La manifestation CGT pour dénoncer l'impossibilité de vivre de son travail
Une manifestation parisienne entre la place de la République et la rue Traversière (12e), où se trouve le siège de l'Unedic. Un symbole, alors que les négociations en cours sur l'Assurance chômage sont plus que tendues entre organisations syndicales et patronales.
Sous les banderoles de la CGT se sont exprimées – pour qui voulait bien l'entendre – la colère, l'angoisse et la souffrance des précaires et privés d'emplois, mais aussi celle aussi des retraités, des jeunes… de tous ceux qui ne parviennent plus à vivre décemment de leur travail.
Augmentation du pouvoir d'achat, mais surtout des salaires, du Smic, des pensions… revenait comme un leitmotiv sur les lèvres de nombreux manifestants (lire en intégralité le reportage de cette journée sur le site de la NVO : Gilets jaunes, les raisons de la colère sont plurielles).
Évidemment, la manifestation cégétiste n'a pas eu l'écho médiatique qu'elle aurait mérité. Les affrontements extrêmement violents qui ont eu lieu aux Champs-Élysées, devant l'Arc de triomphe (mais également en province, comme la tentative d'incendie de la préfecture du Puy-en-Velay) ont braqué sur eux les projecteurs des chaînes d'information continue.
Vers l'ubérisation du mouvement social ?
Entre les deux manifestations, il y a bien sûr d'évidentes différences d'ordre organisationnel. D'un côté, la CGT, organisation syndicale qui propose et s'oppose, mais qui participe à la démocratie sociale en étant – jusqu'à l'ère Macron – une interlocutrice reconnue par les gouvernements.
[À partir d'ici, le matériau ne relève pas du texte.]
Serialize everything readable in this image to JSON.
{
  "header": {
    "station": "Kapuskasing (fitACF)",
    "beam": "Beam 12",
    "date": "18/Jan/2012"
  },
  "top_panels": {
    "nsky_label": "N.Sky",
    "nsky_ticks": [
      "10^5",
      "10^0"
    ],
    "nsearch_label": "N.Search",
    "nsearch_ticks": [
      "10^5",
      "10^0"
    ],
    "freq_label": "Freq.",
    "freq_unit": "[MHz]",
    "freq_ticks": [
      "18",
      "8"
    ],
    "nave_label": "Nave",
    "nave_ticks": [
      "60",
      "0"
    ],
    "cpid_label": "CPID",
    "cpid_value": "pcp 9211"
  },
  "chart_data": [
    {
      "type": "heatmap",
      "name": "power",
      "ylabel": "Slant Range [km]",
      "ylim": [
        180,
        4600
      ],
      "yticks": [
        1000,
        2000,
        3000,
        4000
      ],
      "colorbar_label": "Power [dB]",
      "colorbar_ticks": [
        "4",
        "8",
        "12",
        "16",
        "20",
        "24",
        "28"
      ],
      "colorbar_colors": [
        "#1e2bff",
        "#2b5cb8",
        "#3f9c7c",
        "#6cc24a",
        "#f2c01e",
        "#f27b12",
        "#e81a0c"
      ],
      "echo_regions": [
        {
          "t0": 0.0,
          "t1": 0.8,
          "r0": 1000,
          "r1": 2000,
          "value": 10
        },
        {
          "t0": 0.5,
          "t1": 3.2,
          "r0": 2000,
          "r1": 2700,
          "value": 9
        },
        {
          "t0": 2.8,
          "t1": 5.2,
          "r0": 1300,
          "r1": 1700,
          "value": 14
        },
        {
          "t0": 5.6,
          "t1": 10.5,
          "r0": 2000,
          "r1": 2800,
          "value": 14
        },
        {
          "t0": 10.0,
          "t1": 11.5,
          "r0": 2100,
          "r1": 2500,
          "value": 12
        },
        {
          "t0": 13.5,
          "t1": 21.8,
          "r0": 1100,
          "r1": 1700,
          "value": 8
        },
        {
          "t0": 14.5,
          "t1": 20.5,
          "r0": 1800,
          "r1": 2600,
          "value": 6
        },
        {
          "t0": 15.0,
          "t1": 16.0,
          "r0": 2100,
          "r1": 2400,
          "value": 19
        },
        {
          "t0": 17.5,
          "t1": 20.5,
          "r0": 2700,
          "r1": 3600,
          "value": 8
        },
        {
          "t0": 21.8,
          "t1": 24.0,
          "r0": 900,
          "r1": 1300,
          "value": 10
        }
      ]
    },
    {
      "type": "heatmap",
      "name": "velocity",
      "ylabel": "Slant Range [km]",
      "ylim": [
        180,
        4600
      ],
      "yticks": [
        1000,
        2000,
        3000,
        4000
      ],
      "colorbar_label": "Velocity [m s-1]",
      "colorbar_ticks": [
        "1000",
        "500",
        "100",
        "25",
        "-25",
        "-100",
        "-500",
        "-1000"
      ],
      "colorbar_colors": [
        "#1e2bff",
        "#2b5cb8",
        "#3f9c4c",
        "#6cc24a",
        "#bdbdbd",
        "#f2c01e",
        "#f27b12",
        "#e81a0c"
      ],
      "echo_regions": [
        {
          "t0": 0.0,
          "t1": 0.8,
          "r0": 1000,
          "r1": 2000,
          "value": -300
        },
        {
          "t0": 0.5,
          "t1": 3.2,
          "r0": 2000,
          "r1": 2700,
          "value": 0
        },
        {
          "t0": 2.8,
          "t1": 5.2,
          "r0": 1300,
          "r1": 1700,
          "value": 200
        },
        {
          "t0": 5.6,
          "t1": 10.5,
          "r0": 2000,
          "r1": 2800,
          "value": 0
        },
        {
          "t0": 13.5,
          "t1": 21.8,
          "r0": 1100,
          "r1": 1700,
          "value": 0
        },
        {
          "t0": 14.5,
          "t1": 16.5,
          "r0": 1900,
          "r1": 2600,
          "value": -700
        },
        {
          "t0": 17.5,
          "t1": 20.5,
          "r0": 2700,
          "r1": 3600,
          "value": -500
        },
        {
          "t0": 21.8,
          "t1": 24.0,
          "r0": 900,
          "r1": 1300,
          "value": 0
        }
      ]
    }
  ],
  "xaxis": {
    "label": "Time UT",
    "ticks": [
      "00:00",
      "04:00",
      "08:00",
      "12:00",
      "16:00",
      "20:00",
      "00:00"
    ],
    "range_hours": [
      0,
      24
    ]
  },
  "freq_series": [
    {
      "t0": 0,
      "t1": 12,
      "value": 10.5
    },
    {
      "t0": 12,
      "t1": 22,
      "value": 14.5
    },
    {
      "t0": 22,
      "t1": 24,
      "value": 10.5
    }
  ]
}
De l'autre, un peuple qui se rassemble sur les réseaux sociaux, qui s'organise tant bien que mal, qui dépasse – et déborde – les représentations politiques, les engagements syndicaux ou associatifs.
Ce mouvement, dit des « gilets jaunes », rassemble un attelage hétéroclite de classes sociales. Pour autant, ce large panel de citoyens – en réalité, des pans entiers de la société française ; au mieux, ignorés ; au pire, méprisés – fait front commun et se cabre devant une énième réforme fiscale injuste. Ces invisibles, sur lesquels repose en grande partie la stabilité de la société, en ont « ras-le-bol ». Ils refusent d'être, au nom d'une improbable transition écologique, « les dindons de la farce » macronienne.
L'arrivée dans le débat public de problématiques sociales
Puis, en quelques semaines seulement, les gilets jaunes ont su faire émerger et mettre au centre des débats -politiques la hausse du Smic, celle des salaires et des pensions, les problématiques du pouvoir d'achat, de la vie chère, de l'ISF, de l'injustice sociale et fiscale…
Ce mouvement, aussi soudain que sporadiquement violent, ne se comprend qu'à l'aune d'une violence sociale extrême envers les classes populaires et moyennes qui émane des réformes libérales votées en rafale depuis 18 mois. Emmanuel Macron, président « disruptif », élu en dehors des partis politiques et faussement apolitique, « sème la misère, récolte la colère »,comme on le scande dans les manifestations. En déconsidérant les corps intermédiaires (syndicats, associations, parlementaires, élus locaux…), Emmanuel Macron voulait « transformer » – comprenez liquider – notre modèle social en s'engageant dans un bras de fer direct avec le peuple.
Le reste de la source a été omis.